Harish: What do you think is the future relevance of nonfiction books?

01:01:14

Tom: Hopefully, very relevant, from my point of view. But this is a thing that the book business has done well during the pandemic, I would like to think that reading is one of these things that might have been rediscovered a little bit with as people had, you know, sort of more time as to how the type of nonfiction might change, to be honest, I'm not sure I would, I would love to see a wider selection of voices that we're hearing from and, you know, as a sort of white male, I'm perfectly conscious of how I'm overrepresented, especially in the type of book that I often tend to write, which is science, sort of business, psychology and things like that. So, yeah, that's a great question. But yeah, I'm going to have to think after this conversation about, you know, how this is going to be. But I think the world is increasingly complex to try to understand. So hopefully, there will be the need for these sorts of guides. And one way it may change is that it may have to become a little bit more nimble, as we've been discussing things will have to be shorter books, faster books. Of course, I say that, and then people love to read something like Sapiens which is a study of the history of humankind.
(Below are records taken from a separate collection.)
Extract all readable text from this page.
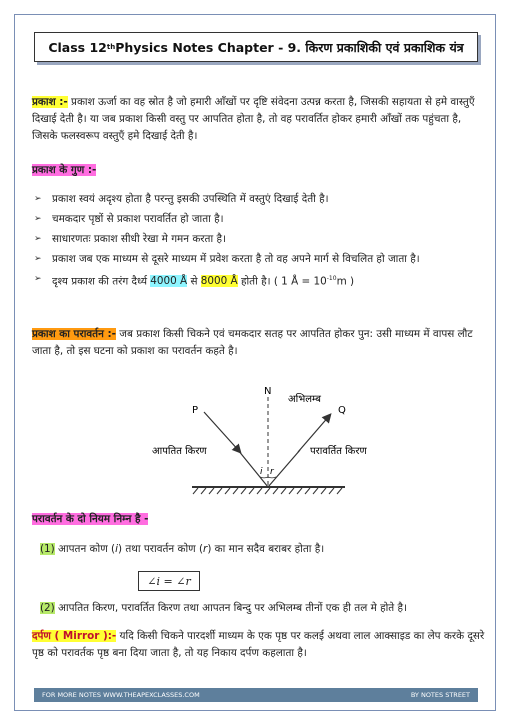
Class 12 th Physics Notes Chapter - 9. किरण प्रकाशिकी एवं प्रकाशिक यंत्र
प्रकाश :- प्रकाश ऊर्जा का वह स्रोत है जो हमारी आँखों पर दृष्टि संवेदना उत्पन्न करता है, जिसकी सहायता से हमे वास्तुएँ दिखाई देती है। या जब प्रकाश किसी वस्तु पर आपतित होता है, तो वह परावर्तित होकर हमारी आँखों तक पहुंचता है, जिसके फलस्वरूप वस्तुएँ हमे दिखाई देती है।
प्रकाश के गुण :-
➢ प्रकाश स्वयं अदृश्य होता है परन्तु इसकी उपस्थिति में वस्तुएं दिखाई देती है।
➢ चमकदार पृष्ठों से प्रकाश परावर्तित हो जाता है।
➢ साधारणतः प्रकाश सीधी रेखा मे गमन करता है।
➢ प्रकाश जब एक माध्यम से दूसरे माध्यम में प्रवेश करता है तो वह अपने मार्ग से विचलित हो जाता है।
➢ दृश्य प्रकाश की तरंग दैर्ध्य 4000 Å से 8000 Å होती है। ( 1 Å = $10^{-10}m$ )
प्रकाश का परावर्तन :- जब प्रकाश किसी चिकने एवं चमकदार सतह पर आपतित होकर पुन: उसी माध्यम में वापस लौट जाता है, तो इस घटना को प्रकाश का परावर्तन कहते है।
N
अभिलम्ब
P	Q
आपतित किरण	परावर्तित किरण
i r
परावर्तन के दो नियम निम्न है -
(1) आपतन कोण (i) तथा परावर्तन कोण (r) का मान सदैव बराबर होता है।
∠i = ∠r
(2) आपतित किरण, परावर्तित किरण तथा आपतन बिन्दु पर अभिलम्ब तीनों एक ही तल मे होते है।
दर्पण ( Mirror ):- यदि किसी चिकने पारदर्शी माध्यम के एक पृष्ठ पर कलई अथवा लाल आक्साइड का लेप करके दूसरे पृष्ठ को परावर्तक पृष्ठ बना दिया जाता है, तो यह निकाय दर्पण कहलाता है।
FOR MORE NOTES WWW.THEAPEXCLASSES.COM	BY NOTES STREET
So I think we still appreciate the big picture as well.

01:02:53

Harish: And the final one, what do you think about the future relevance of games, or rather the specific game of Fortnite?

01:03:00

Tom: Funny story, I wrote a piece for Wired Magazine about playing Fortnite with my daughter, because like many children during the pandemic, she was doing a lot of it. And I found myself sort of doing it as a guardian to make sure it was sort of okay. I found myself because it's a very well crafted game with a very sort of addictive dynamic, I found myself a bit you know, addicted to it. And as a long time, at least, when I was younger, a video game player, this was not such a stretch, but I didn't necessarily want to play with 10 or 12-year-olds, as most adults don't want to so I quickly, I actually heard got an email from someone who said, I read your article, I liked it. Do you know that we have a Fortnite over 40 group that plays? So I've been dabbling in that a bit much, you know, and it's one of those things that it would be easy to dismiss as sort of like childish youth culture, you know, mass culture kind of thing. But I found that it's a very interesting world on many levels and increasingly one that is not just a game, but it's sort of a space that people inhabit. There are events, I mean, artists are releasing their albums through the Fortnite platform so you know, I found it a very interesting place. I try to limit my playing to some extent but yeah, so I think that they keep predicting the death of Fortnite, but it keeps coming back with so who knows!

01:04:54

Harish: On that note, I think, we have to keep that open mind about everything. That's one of the biggest takeaways for me from this conversation, I think we covered a whole range of topics. And, you know, starting from your own learning journey to the idea of learning, how to learn, and bring it back to corporate learning. So, thanks a lot for this fascinating conversation, Tom.

01:05:23

Tom: Thank you, Harish. Very great questions. Thank you.